“Astrology for Black Girls ”is a book for middle school-age readers interested in learning about astrology. Written by local writer Jordannah Elizabeth and illustrated by Chellie Carroll, the book takes readers on a beginner’s journey through the stars with colorful illustrations. Published by Running Press Kids, the planned release of the book is Sept. 13.
Astrology is a discipline with several interpretations and uses. Elizabeth distills astrology into foundational terms and concepts so that young people can feel empowered to begin their own astrological studies. She advises readers to use astrology relationally.
“Knowing other people’s birthdays will help you study and understand your personality traits and how you will relate to others’ personalities according to their signs,” she writes in the book.

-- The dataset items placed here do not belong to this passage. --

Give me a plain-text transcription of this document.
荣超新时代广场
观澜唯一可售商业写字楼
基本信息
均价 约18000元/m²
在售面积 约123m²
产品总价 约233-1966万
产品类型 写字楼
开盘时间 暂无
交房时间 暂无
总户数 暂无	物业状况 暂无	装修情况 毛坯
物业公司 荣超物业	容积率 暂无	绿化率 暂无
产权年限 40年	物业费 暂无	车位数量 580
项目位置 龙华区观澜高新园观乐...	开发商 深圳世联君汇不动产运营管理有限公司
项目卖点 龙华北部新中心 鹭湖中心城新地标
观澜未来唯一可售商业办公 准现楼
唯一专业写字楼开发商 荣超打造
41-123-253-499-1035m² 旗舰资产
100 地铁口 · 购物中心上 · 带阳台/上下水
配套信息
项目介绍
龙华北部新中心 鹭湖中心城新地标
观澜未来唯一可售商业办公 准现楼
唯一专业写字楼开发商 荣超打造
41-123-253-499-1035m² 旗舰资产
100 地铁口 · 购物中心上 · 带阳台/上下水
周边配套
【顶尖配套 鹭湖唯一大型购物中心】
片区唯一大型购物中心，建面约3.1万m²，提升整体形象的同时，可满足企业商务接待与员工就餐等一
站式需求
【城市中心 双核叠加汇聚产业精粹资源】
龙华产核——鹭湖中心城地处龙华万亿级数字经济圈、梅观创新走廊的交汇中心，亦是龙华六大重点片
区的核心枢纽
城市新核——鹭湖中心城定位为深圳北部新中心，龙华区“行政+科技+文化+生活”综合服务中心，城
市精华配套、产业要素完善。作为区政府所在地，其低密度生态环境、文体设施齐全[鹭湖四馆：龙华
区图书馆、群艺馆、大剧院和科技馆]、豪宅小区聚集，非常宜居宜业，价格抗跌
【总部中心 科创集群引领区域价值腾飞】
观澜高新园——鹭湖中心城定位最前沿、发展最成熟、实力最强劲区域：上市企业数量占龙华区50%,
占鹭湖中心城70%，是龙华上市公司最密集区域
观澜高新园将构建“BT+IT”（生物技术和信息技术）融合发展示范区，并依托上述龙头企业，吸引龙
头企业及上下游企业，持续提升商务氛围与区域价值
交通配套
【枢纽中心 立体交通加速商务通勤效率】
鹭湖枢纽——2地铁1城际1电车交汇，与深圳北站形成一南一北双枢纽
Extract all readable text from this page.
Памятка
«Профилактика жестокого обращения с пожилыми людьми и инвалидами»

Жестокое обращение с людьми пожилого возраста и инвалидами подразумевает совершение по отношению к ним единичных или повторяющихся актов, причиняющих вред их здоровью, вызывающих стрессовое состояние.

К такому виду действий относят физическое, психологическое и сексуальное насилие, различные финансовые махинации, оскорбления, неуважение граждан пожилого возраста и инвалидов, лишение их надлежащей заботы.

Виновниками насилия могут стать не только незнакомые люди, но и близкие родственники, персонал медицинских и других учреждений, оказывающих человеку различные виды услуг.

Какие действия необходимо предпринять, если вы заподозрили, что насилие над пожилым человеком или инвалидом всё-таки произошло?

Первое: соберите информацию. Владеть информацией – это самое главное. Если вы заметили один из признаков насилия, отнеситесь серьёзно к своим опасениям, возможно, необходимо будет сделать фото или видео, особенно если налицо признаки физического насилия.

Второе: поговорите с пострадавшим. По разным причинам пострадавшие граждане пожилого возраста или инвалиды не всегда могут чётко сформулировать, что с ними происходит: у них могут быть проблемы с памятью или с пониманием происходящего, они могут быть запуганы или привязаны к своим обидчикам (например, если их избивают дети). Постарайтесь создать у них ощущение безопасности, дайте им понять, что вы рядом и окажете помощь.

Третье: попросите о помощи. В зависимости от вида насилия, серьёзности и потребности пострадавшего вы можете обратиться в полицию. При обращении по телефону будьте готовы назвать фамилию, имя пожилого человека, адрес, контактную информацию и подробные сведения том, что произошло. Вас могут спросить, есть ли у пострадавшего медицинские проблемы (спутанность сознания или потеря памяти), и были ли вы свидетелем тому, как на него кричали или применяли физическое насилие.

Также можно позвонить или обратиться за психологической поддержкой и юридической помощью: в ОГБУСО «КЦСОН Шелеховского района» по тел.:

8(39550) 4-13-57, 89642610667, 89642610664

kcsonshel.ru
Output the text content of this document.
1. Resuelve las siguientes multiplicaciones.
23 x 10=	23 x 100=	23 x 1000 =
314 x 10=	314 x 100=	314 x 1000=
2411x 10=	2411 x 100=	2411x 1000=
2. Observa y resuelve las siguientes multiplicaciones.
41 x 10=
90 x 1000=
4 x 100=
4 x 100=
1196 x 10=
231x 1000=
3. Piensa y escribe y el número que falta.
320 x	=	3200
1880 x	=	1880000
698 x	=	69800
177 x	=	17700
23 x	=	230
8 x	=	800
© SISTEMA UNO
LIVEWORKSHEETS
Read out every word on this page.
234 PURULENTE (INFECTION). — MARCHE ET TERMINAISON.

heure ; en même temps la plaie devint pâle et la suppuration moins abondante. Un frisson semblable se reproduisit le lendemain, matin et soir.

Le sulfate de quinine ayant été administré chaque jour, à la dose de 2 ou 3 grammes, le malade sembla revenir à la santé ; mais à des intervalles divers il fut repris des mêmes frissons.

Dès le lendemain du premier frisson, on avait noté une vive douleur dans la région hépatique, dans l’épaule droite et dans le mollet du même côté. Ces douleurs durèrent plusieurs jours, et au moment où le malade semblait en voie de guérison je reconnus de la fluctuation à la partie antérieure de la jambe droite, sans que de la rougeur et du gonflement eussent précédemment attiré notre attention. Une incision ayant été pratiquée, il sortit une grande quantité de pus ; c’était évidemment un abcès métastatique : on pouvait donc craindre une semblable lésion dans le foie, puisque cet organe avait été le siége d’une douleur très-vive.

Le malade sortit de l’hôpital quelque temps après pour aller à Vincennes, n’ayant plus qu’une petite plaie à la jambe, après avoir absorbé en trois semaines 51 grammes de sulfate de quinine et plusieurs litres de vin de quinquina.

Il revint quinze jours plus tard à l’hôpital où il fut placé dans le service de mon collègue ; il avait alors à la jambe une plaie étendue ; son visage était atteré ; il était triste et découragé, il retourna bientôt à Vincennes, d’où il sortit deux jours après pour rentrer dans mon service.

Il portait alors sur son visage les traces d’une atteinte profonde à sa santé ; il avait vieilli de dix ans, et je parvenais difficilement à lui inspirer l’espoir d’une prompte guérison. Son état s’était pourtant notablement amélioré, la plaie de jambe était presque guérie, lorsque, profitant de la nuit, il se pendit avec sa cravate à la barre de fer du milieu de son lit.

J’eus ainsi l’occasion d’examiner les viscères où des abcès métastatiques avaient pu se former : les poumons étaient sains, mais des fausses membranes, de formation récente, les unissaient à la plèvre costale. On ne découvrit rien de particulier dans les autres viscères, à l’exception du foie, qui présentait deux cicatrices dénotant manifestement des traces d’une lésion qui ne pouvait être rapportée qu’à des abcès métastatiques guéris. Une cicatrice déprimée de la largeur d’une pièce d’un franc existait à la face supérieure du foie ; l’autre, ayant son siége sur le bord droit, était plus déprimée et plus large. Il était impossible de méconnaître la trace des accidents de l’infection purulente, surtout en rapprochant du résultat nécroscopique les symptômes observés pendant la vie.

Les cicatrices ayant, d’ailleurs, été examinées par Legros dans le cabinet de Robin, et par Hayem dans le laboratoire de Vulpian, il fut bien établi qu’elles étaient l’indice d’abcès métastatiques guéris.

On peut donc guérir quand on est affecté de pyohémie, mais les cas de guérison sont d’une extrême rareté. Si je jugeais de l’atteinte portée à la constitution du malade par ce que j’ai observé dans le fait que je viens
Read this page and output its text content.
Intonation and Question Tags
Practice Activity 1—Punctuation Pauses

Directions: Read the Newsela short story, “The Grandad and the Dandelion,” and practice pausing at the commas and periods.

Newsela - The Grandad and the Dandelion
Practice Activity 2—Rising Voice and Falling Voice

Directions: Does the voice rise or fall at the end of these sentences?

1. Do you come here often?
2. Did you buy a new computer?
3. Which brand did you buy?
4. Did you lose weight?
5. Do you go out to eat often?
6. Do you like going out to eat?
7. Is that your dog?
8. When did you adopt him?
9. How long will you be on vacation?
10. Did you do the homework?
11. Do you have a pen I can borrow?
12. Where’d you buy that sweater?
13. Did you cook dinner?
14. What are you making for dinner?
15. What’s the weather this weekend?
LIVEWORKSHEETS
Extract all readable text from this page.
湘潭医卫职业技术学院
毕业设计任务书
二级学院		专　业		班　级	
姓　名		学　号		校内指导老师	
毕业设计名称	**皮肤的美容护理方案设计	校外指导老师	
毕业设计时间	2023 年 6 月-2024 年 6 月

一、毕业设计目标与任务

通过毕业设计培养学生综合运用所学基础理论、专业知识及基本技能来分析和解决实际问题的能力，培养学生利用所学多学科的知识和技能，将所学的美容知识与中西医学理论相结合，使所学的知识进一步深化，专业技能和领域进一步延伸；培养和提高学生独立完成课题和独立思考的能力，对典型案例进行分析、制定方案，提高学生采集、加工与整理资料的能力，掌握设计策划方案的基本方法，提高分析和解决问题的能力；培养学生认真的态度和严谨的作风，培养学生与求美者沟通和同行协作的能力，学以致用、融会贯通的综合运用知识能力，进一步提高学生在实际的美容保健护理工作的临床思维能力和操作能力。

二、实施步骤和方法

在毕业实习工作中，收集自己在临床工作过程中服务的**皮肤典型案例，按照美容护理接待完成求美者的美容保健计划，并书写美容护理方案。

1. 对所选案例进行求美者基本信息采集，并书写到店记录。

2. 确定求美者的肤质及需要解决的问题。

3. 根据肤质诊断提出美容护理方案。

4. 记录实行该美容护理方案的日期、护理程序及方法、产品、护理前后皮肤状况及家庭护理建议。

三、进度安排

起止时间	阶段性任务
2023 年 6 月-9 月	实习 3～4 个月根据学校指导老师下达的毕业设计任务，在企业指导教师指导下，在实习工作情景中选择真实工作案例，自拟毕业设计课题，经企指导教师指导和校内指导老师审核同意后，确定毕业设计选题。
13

The relational aspect of astrology is not often discussed in beginner books. Other books written by astrologers (Elizabeth is not a practicing astrologer), like “You Were Born for This” by Chani Nicholas, are written with adults in mind and usually focus on introspection and self-empowerment. Elizabeth understands that young people don’t have the same needs as adults. The curiosity and excitement of learning a new skill is the pull for young people interested in astrology; rarely are they searching for the meaning of their young lives.
The book gives young people a shared language with other astrologers, breaking down signs, houses and planets. A natal chart, or birth chart, is a snapshot of the astrological sky at the time of birth. Natal charts include every sign of the zodiac, each planet (including Pluto) and some other celestial bodies which are situated within houses. A chart is a full circle and each house in it is like a slice of pizza.
Practicing astrologers use different methods to situate the earth’s sphere within time and space to create these charts. To differentiate between these systems would require a lesson on physics, spheres and looking at a sphere within a 2-D field. Suffice to say, some house systems make each house a different size that could include multiple astrological signs (each sign is 30 degrees).
Elizabeth’s book keeps the process simple by using Whole House systems in which each house is the same size (30 degrees) and contains one astrological sign, giving basic horoscopes for each sun, moon and rising sign. These horoscopes often feel a bit simplistic, but they open the door for readers to interrogate why certain planets are masculine or feminine. For a book written for younger audiences, it gives a detailed explanation of each house.
Most basic astrology resources will momentarily mention houses without describing each in detail; Elizabeth breaks that norm. Elizabeth and Carroll work together to describe each house with its own page, description and illustration. Each house governs a piece of one’s life. For the fourth house, which is focused on family, Carroll illustrates a Black family smiling and embracing. In the description of what a Sun sign means, a Black girl jams to music in her headphones with her hair mimicking the sun rays. Understanding the house system in astrology gives readers a firm grasp on an intricate concept.
For young people, it’s important to let them know changes are the only constant and that life should be enjoyable and fun, Elizabeth believes. Elizabeth extends this ethos to astrology by walking readers through the fun and excitement of learning a new skill. As she continues writing for young people, some hope there will be a move toward more gender-expansive language and illustrations. Elizabeth’s books fills a void in the astrology space, but said “Astrology for Black Girls” can easily translate across genders and ages.